First of all, kotlinx.serialization is a serialization framework that is both data (what you are storing) and format (how you are storing - e.g. Json/XML/Protobuf/whatever) independent.

  1. simple maintainable format

This is to some degree subjective. Depending on your perspective it could also be dependent on the data that you are serializing.

  1. can it do zero garbage (and this is not just because of gcs, garbage = eviction from caches and lots of bad things)

This would be hard to implement as there are plenty of temporary objects. However, escape analysis in the runtime should be able to capture it and elide it in many cases.

  1. can it do zero copy

This is only possible if you can pre-allocate your storage for all dynamically sized elements (read arrays/lists/maps). It can be done, using a two-pass approach. First calculate the needed size, then allocate, then serialize. Unfortunately calculating the needed size is not much less complex than serialization itself. Note that this holds true both for the serialization as well as the deserialization case.

when it comes to kotlinx-serialization 0) 10/10 you nailed this

  1. you can absolutely do this by adding few more overloads of your existing methods and let user supply the reusable buffer and reusable object. if the user can do zero garbage.

There is no fundamental issue why formats wouldn't support writing to buffers of some sorts. The practical reason is multiplatform and the need to support different contexts. This is also where kotlinx.io comes in.

  1. you can absolutely do this if the data structure has no var lenght fields, which is imo easy to find out at compile time. So if a data class is fixed length this is faily easy.

kotlinx.serialization is a generic system and must support variable length data. This would also be fairly common as even strings are variable length. For text formats (such as json) even numeric data is variable length.

Finally I am not clear what the issue with an OutputStream like abstraction is in this context. A buffer would not be the best abstraction as for network context there is no reason to keep the buffer around rather than sending it to the receiver as soon as a full packet is available.

pdvrieze avatar Nov 07 '25 09:11 pdvrieze

By "simple maintainable format" i mean how annoying is it to define and change new types, is it some xml monstrocity or as simple as what you do (slap an annotation and its done by the compiler). Thats what you nailed.
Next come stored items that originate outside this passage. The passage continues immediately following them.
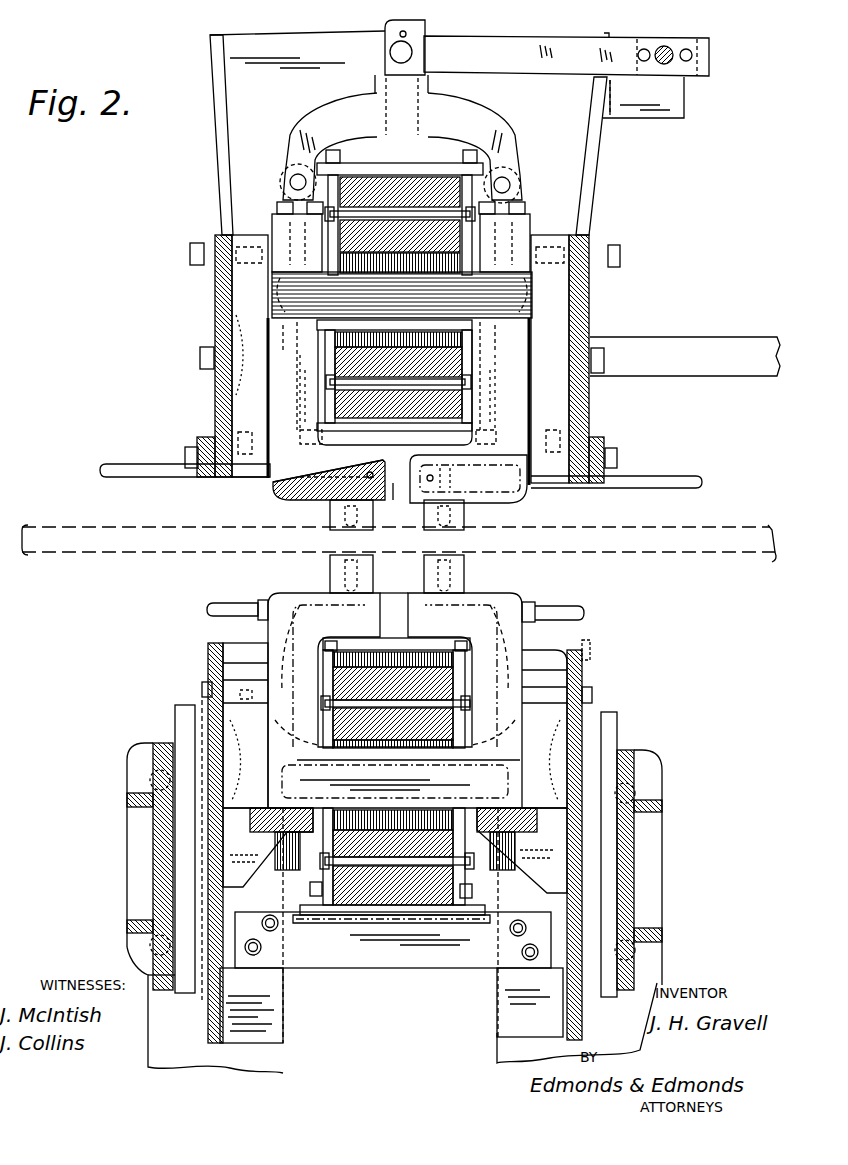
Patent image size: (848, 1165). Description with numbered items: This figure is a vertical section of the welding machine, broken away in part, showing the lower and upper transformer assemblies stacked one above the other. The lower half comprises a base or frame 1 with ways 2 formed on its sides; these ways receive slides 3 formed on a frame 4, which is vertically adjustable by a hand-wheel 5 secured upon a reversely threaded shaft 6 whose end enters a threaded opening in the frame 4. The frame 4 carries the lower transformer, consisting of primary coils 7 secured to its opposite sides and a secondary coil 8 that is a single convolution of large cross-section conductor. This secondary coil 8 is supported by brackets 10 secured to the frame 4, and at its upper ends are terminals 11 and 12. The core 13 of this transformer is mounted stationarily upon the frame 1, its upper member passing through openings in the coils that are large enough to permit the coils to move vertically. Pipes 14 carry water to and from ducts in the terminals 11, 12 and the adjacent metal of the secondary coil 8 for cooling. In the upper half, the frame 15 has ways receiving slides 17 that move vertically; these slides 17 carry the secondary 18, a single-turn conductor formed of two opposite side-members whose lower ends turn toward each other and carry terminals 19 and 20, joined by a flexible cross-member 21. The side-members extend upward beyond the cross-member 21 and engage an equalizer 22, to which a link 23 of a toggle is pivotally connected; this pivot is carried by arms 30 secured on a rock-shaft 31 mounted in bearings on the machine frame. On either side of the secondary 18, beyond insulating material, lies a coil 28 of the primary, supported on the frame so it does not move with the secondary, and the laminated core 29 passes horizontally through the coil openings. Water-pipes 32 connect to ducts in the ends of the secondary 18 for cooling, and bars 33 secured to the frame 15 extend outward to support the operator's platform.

The base or frame 1 is at (260, 1050).
The ways 2 is at (128, 805).
The slides 3 is at (606, 727).
The frame 4 is at (113, 267).
The hand-wheel 5 is at (130, 37).
The reversely threaded shaft 6 is at (73, 737).
The primary coils 7 is at (720, 908).
The secondary coil 8 is at (511, 643).
The brackets 10 is at (272, 845).
The terminal 11 is at (330, 568).
The terminal 12 is at (457, 572).
The core 13 is at (390, 893).
The pipes 14 is at (233, 607).
The frame 15 is at (576, 178).
The slides 17 is at (233, 373).
The secondary 18 is at (287, 387).
The terminal 19 is at (330, 515).
The terminal 20 is at (457, 518).
The flexible cross-member 21 is at (534, 310).
The equalizer 22 is at (337, 112).
The link 23 is at (385, 36).
The coil 28 is at (394, 505).
The core 29 is at (407, 187).
The arms 30 is at (521, 63).
The rock-shaft 31 is at (667, 63).
The water-pipes 32 is at (137, 470).
The bars 33 is at (685, 356).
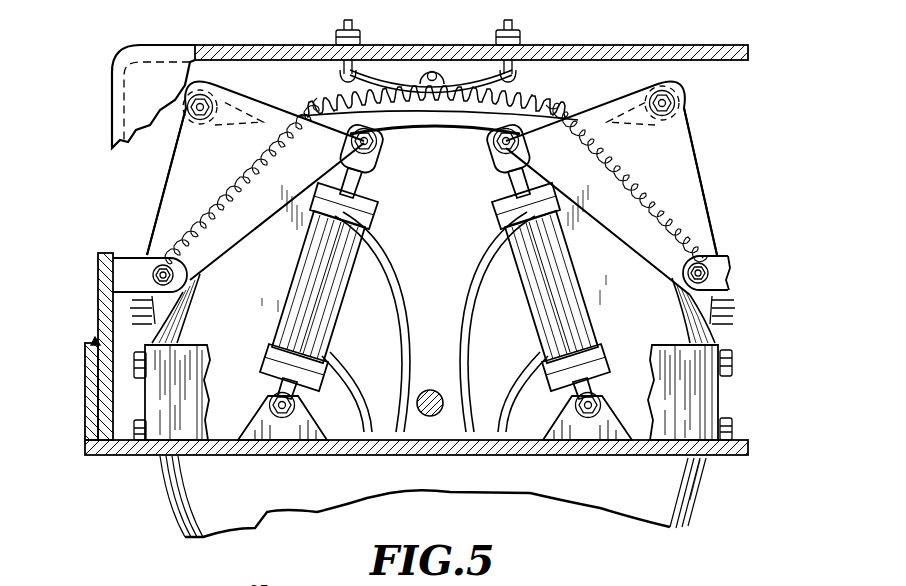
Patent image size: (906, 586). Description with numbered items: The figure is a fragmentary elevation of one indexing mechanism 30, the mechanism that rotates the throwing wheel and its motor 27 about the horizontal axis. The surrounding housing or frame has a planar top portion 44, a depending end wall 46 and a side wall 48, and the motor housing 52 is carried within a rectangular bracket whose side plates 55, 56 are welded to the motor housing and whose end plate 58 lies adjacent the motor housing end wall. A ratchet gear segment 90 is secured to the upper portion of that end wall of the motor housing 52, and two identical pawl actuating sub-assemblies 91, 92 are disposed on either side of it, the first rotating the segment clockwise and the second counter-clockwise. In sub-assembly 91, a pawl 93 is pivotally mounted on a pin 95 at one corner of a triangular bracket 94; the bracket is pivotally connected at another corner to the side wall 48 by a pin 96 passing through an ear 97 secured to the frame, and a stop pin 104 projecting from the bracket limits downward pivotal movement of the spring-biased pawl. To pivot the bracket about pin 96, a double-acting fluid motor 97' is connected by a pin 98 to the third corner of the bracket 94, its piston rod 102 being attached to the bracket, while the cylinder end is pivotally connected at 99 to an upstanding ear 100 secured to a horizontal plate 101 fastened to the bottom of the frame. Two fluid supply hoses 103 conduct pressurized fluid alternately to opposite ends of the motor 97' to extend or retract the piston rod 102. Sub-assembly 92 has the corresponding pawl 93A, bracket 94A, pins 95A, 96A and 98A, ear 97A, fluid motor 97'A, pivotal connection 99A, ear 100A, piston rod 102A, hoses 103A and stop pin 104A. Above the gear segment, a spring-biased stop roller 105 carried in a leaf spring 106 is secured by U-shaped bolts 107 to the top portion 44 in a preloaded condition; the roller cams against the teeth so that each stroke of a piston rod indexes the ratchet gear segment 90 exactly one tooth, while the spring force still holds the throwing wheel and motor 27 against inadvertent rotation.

There is 0 reasons why you cant have insane performance of something like flatbuffers or SBE while ease of use of adding an annotation and letting a compiler do the heavy lifting of schemas and serializer code. That would have been ultimate serialisation library (yes from my pserspective its a library and i would only use it as a library, if i can use it without anything forcing me to use kotlinx io or some "framework" then its a library).

I understand you want to target multiplatform, again nothing in what i suggested limits that, you'll just define some common interface of what a bytebuffer is and each platform has its versions of it, but byte[] is something that every platform speaks.

My experience with many projects at this point is that most companies/products start using something convenient, like json in the old days, or protobuf/grpc thesedays and soon probably kotlinx serialization, then as the products mature and performance inevitably starts to really matter they discover how much their serialization hits them. Then they do some benchmarks and inevitably start using something like Flatbuffers, SBE or chronicle wire. Why not implement something that is great at both ease of use and performance?

Given that kotlin multiplatform also targets things like native, performance is going to be a huge deal for those guys, they are going to like the ease of use but hack a different solution that gives them the performance.

I'll try to implement what i suggested using the existing codecs when i have some free time. The hard part is already done in core module.

Thats just my two cents, i just think its a missed opportunity. Because i've seen countless serialization frameworks/formats come and go, the ones that survived to this day are those that give some sort of ease of use while nailing the performance.